In Skyward IT Solutions, LLC – Costs, the GAO denied a protester’s request for reimbursement of the costs of filing and defending its protests.[4] In this case, five unsuccessful vendors, including Skyward, filed protests challenging the Center for Medicare and Medicaid Services’ award of multiple blanket purchase agreements. After development of the protests, the agency took voluntary corrective action in response to two protests, neither of which was Skyward’s protest. The agency then requested dismissal of Skyward’s protest because its corrective action rendered the protest academic. Skyward requested it be reimbursed for its protest costs because the agency unduly delayed taking corrective action in the face of a clearly meritorious protest. The GAO found that, although the agency did not take corrective action until after the agency report was filed, Skyward’s protest was not clearly meritorious. The GAO then analyzed the merits of Skyward’s protest and found it would not have been sustained.
This decision demonstrates that even if an agency takes voluntary corrective action, a protester’s individual protest grounds must be deemed clearly meritorious before the GAO will recommend reimbursement of costs.
And finally, in ELS, Inc., the GAO dismissed a protest for lack of jurisdiction and reminded protesters how to calculate the dollar value of task orders for jurisdictional purposes.[5] As a refresher, the GAO has jurisdiction to hear protests challenging the award of task or delivery orders only if the dollar value of such awards are over $10 million for civilian agencies and $25 million for DOD, NASA, and the Coast Guard. In this case, the Navy awarded a task order, containing cost-reimbursable CLINs, to Green Expert Technology Inc. (“GreenXT”) for $24,848,774 but found that GreenXT’s total evaluated price was $25,116,561. The protester argued the GAO should use the evaluated price for jurisdictional purposes because it is a better representation of what the agency will likely spend on performance. The agency argued the GAO should use the award price, especially because the contract contains FAR 52.232-20, which states the government is not obligated to reimburse the contractor for costs incurred in excess of the amount listed in the contract. The GAO found that, under its precedent, when an award has been made, the GAO will use the award amount to determine the jurisdictional limit. The GAO rejected the protester’s arguments that an exception to the general rule should apply here.

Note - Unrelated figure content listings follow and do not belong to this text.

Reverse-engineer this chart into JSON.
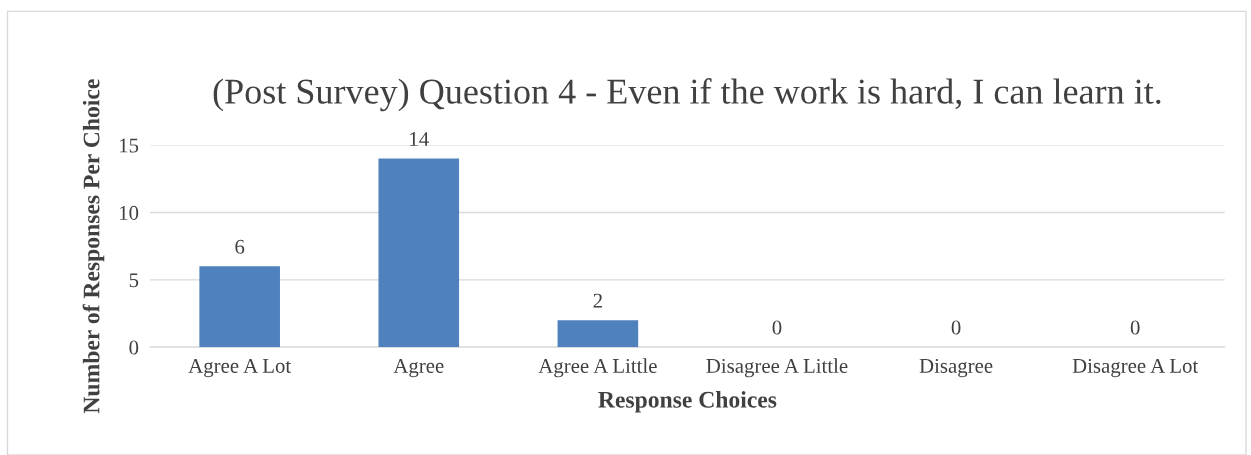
{
  "chart_data": {
    "type": "bar",
    "title": "(Post Survey) Question 4 - Even if the work is hard, I can learn it.",
    "xlabel": "Response Choices",
    "ylabel": "Number of Responses Per Choice",
    "categories": [
      "Agree A Lot",
      "Agree",
      "Agree A Little",
      "Disagree A Little",
      "Disagree",
      "Disagree A Lot"
    ],
    "values": [
      6,
      14,
      2,
      0,
      0,
      0
    ],
    "color": "#4f81bd",
    "ylim": [
      0,
      15
    ],
    "yticks": [
      0,
      5,
      10,
      15
    ],
    "grid": "y",
    "data_labels": true,
    "legend": false
  }
}
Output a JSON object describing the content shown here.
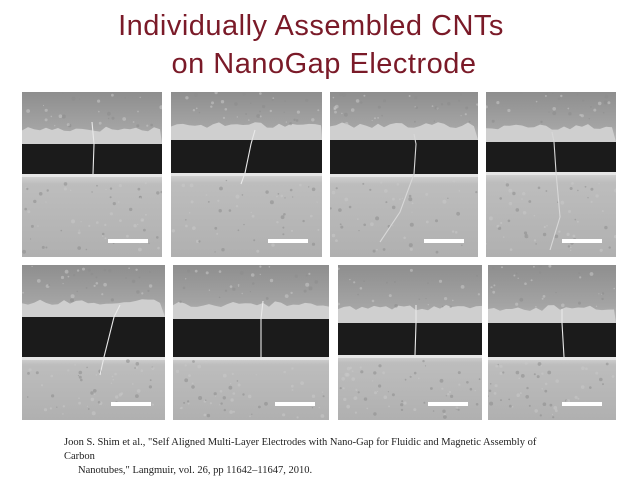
{
  "title": {
    "line1": "Individually Assembled CNTs",
    "line2": "on NanoGap Electrode"
  },
  "colors": {
    "title": "#7a1a28",
    "citation_text": "#222222",
    "scale_bar": "#ffffff"
  },
  "micrographs": {
    "rows": 2,
    "per_row": 4,
    "content": "SEM images of a single carbon nanotube bridging a nano-gap between two electrodes, each with a white scale bar"
  },
  "citation": {
    "line1": "Joon S. Shim et al., \"Self Aligned Multi-Layer Electrodes with Nano-Gap for Fluidic and Magnetic Assembly of Carbon",
    "line2": "Nanotubes,\" Langmuir, vol. 26, pp 11642–11647, 2010."
  }
}
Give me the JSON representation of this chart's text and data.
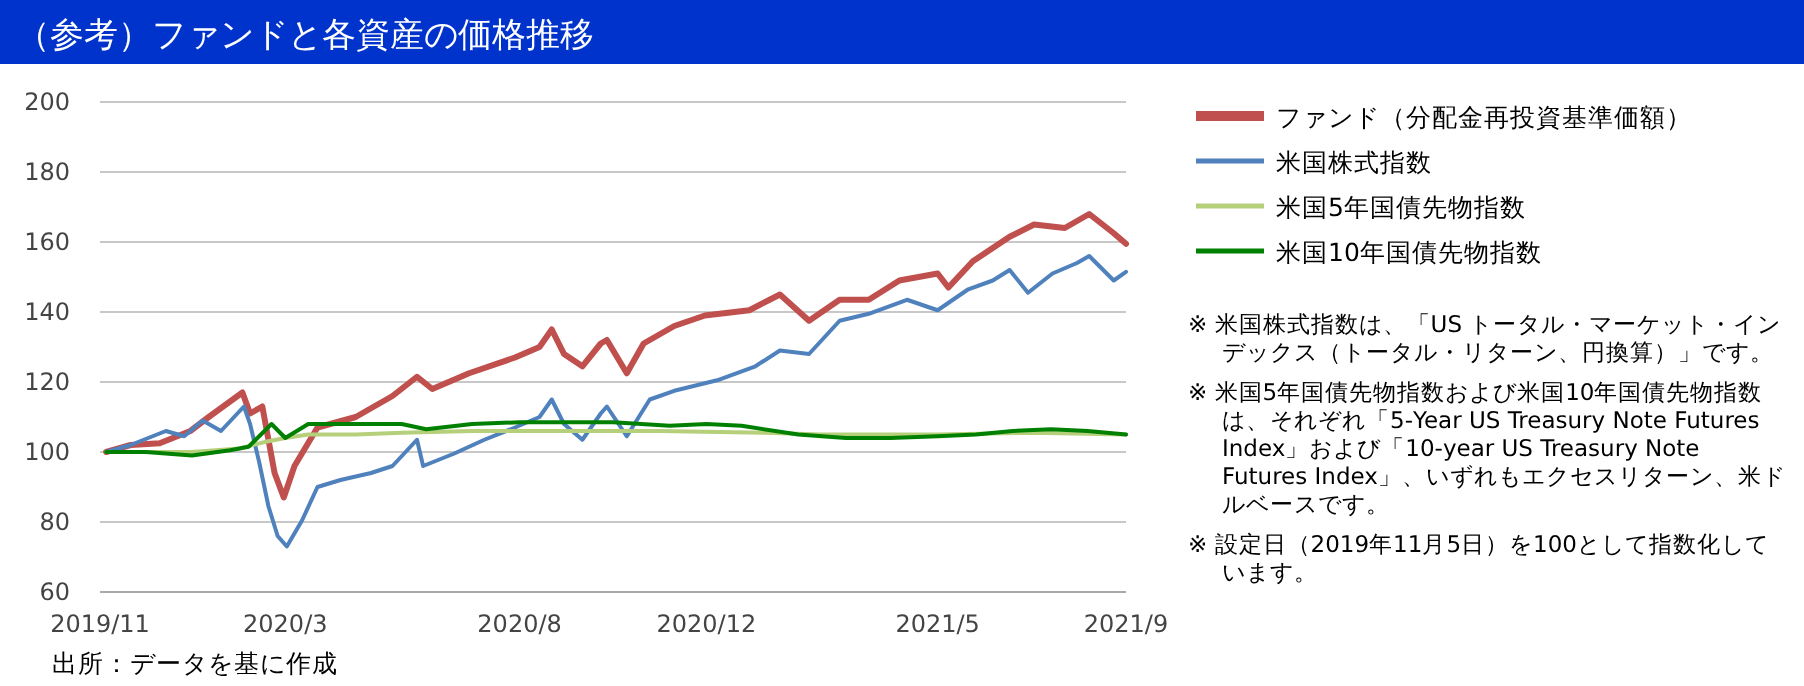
{
  "chart_data": {
    "type": "line",
    "title": "（参考）ファンドと各資産の価格推移",
    "xlim": [
      "2019-11-01",
      "2021-09-01"
    ],
    "xticks": [
      {
        "value": "2019-11",
        "label": "2019/11"
      },
      {
        "value": "2020-03",
        "label": "2020/3"
      },
      {
        "value": "2020-08",
        "label": "2020/8"
      },
      {
        "value": "2020-12",
        "label": "2020/12"
      },
      {
        "value": "2021-05",
        "label": "2021/5"
      },
      {
        "value": "2021-09",
        "label": "2021/9"
      }
    ],
    "ylim": [
      60,
      200
    ],
    "yticks": [
      60,
      80,
      100,
      120,
      140,
      160,
      180,
      200
    ],
    "grid": "y",
    "legend": "right",
    "line_style": "solid",
    "series": [
      {
        "name": "ファンド（分配金再投資基準価額）",
        "color": "#c0504d",
        "x": [
          "2019-11-05",
          "2019-11-21",
          "2019-12-10",
          "2019-12-30",
          "2020-01-11",
          "2020-02-02",
          "2020-02-07",
          "2020-02-15",
          "2020-02-23",
          "2020-02-29",
          "2020-03-07",
          "2020-03-22",
          "2020-04-16",
          "2020-05-10",
          "2020-05-26",
          "2020-06-05",
          "2020-06-29",
          "2020-07-29",
          "2020-08-14",
          "2020-08-22",
          "2020-08-30",
          "2020-09-11",
          "2020-09-23",
          "2020-09-27",
          "2020-10-10",
          "2020-10-21",
          "2020-11-10",
          "2020-11-30",
          "2020-12-29",
          "2021-01-18",
          "2021-02-06",
          "2021-02-26",
          "2021-03-17",
          "2021-04-06",
          "2021-05-01",
          "2021-05-08",
          "2021-05-24",
          "2021-06-17",
          "2021-07-03",
          "2021-07-23",
          "2021-08-08",
          "2021-08-24",
          "2021-09-01"
        ],
        "values": [
          100,
          102,
          102.5,
          106,
          110,
          117,
          111,
          113,
          94,
          87,
          96,
          107,
          110,
          116,
          121.5,
          118,
          122.5,
          127,
          130,
          135,
          128,
          124.5,
          131,
          132,
          122.5,
          131,
          136,
          139,
          140.5,
          145,
          137.5,
          143.5,
          143.5,
          149,
          151,
          147,
          154.5,
          161.5,
          165,
          164,
          168,
          162.5,
          159.5
        ]
      },
      {
        "name": "米国株式指数",
        "color": "#4f81bd",
        "x": [
          "2019-11-05",
          "2019-11-21",
          "2019-12-14",
          "2019-12-26",
          "2020-01-07",
          "2020-01-19",
          "2020-02-03",
          "2020-02-07",
          "2020-02-13",
          "2020-02-19",
          "2020-02-25",
          "2020-03-02",
          "2020-03-12",
          "2020-03-22",
          "2020-04-06",
          "2020-04-26",
          "2020-05-10",
          "2020-05-26",
          "2020-05-30",
          "2020-06-19",
          "2020-07-09",
          "2020-07-29",
          "2020-08-14",
          "2020-08-22",
          "2020-08-30",
          "2020-09-11",
          "2020-09-23",
          "2020-09-27",
          "2020-10-10",
          "2020-10-25",
          "2020-11-10",
          "2020-12-08",
          "2021-01-02",
          "2021-01-18",
          "2021-02-06",
          "2021-02-26",
          "2021-03-17",
          "2021-04-11",
          "2021-05-01",
          "2021-05-21",
          "2021-06-06",
          "2021-06-17",
          "2021-06-29",
          "2021-07-15",
          "2021-07-31",
          "2021-08-08",
          "2021-08-24",
          "2021-09-01"
        ],
        "values": [
          100,
          102,
          106,
          104.5,
          109,
          106,
          113,
          108,
          97,
          84.5,
          76,
          73,
          80.5,
          90,
          92,
          94,
          96,
          103.5,
          96,
          99.5,
          103.5,
          107,
          110,
          115,
          108,
          103.5,
          111,
          113,
          104.5,
          115,
          117.5,
          120.5,
          124.5,
          129,
          128,
          137.5,
          139.5,
          143.5,
          140.5,
          146.5,
          149,
          152,
          145.5,
          151,
          154,
          156,
          149,
          151.5
        ]
      },
      {
        "name": "米国5年国債先物指数",
        "color": "#b5cf7a",
        "x": [
          "2019-11-05",
          "2019-12-01",
          "2019-12-31",
          "2020-01-31",
          "2020-02-18",
          "2020-03-01",
          "2020-03-16",
          "2020-04-16",
          "2020-05-16",
          "2020-07-01",
          "2020-08-31",
          "2020-10-31",
          "2021-01-08",
          "2021-02-14",
          "2021-05-01",
          "2021-07-01",
          "2021-09-01"
        ],
        "values": [
          100,
          100,
          100,
          101,
          103,
          104,
          105,
          105,
          105.5,
          106,
          106,
          106,
          105.5,
          105,
          105,
          105.5,
          105
        ]
      },
      {
        "name": "米国10年国債先物指数",
        "color": "#008000",
        "x": [
          "2019-11-05",
          "2019-12-01",
          "2019-12-31",
          "2020-01-25",
          "2020-02-06",
          "2020-02-21",
          "2020-03-01",
          "2020-03-16",
          "2020-04-16",
          "2020-05-16",
          "2020-06-01",
          "2020-07-01",
          "2020-08-01",
          "2020-08-31",
          "2020-10-01",
          "2020-11-07",
          "2020-12-01",
          "2020-12-24",
          "2021-01-30",
          "2021-03-02",
          "2021-03-31",
          "2021-05-01",
          "2021-05-26",
          "2021-06-19",
          "2021-07-14",
          "2021-08-07",
          "2021-09-01"
        ],
        "values": [
          100,
          100,
          99,
          100.5,
          101.5,
          108,
          104,
          108,
          108,
          108,
          106.5,
          108,
          108.5,
          108.5,
          108.5,
          107.5,
          108,
          107.5,
          105,
          104,
          104,
          104.5,
          105,
          106,
          106.5,
          106,
          105
        ]
      }
    ],
    "annotations": [
      "※ 米国株式指数は、「US トータル・マーケット・インデックス（トータル・リターン、円換算）」です。",
      "※ 米国5年国債先物指数および米国10年国債先物指数は、それぞれ「5-Year US Treasury Note Futures Index」および「10-year US Treasury Note Futures Index」、いずれもエクセスリターン、米ドルベースです。",
      "※ 設定日（2019年11月5日）を100として指数化しています。",
      "出所：データを基に作成"
    ]
  }
}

This decision reminds protesters that if the task order award amount is below the jurisdictional threshold, even if the evaluated price is above the threshold, the GAO will likely dismiss the protest, absent very unusual circumstances.
Conclusion
These decisions each serve as a reminder for what can make a successful protest and what traps to avoid so your protest isn’t dismissed. Stay tuned for our update next month on other notable protest decisions from the GAO.
FOOTNOTES
[1] American Material Handling, Inc., B-422171, Jan. 22, 2024.
[2] SierTeK-Peerless JV LLC, B-422085, B-422085.2, Jan. 2, 2024.
[3] Ernst & Young, LLP, B-422025, Dec. 29, 2023.
[4] Skyward IT Solutions, LLC – Costs, B-421561.11, Oct. 25, 2023.
[5] ELS, Inc., B-421989, B-421989.2, Dec. 21, 2023.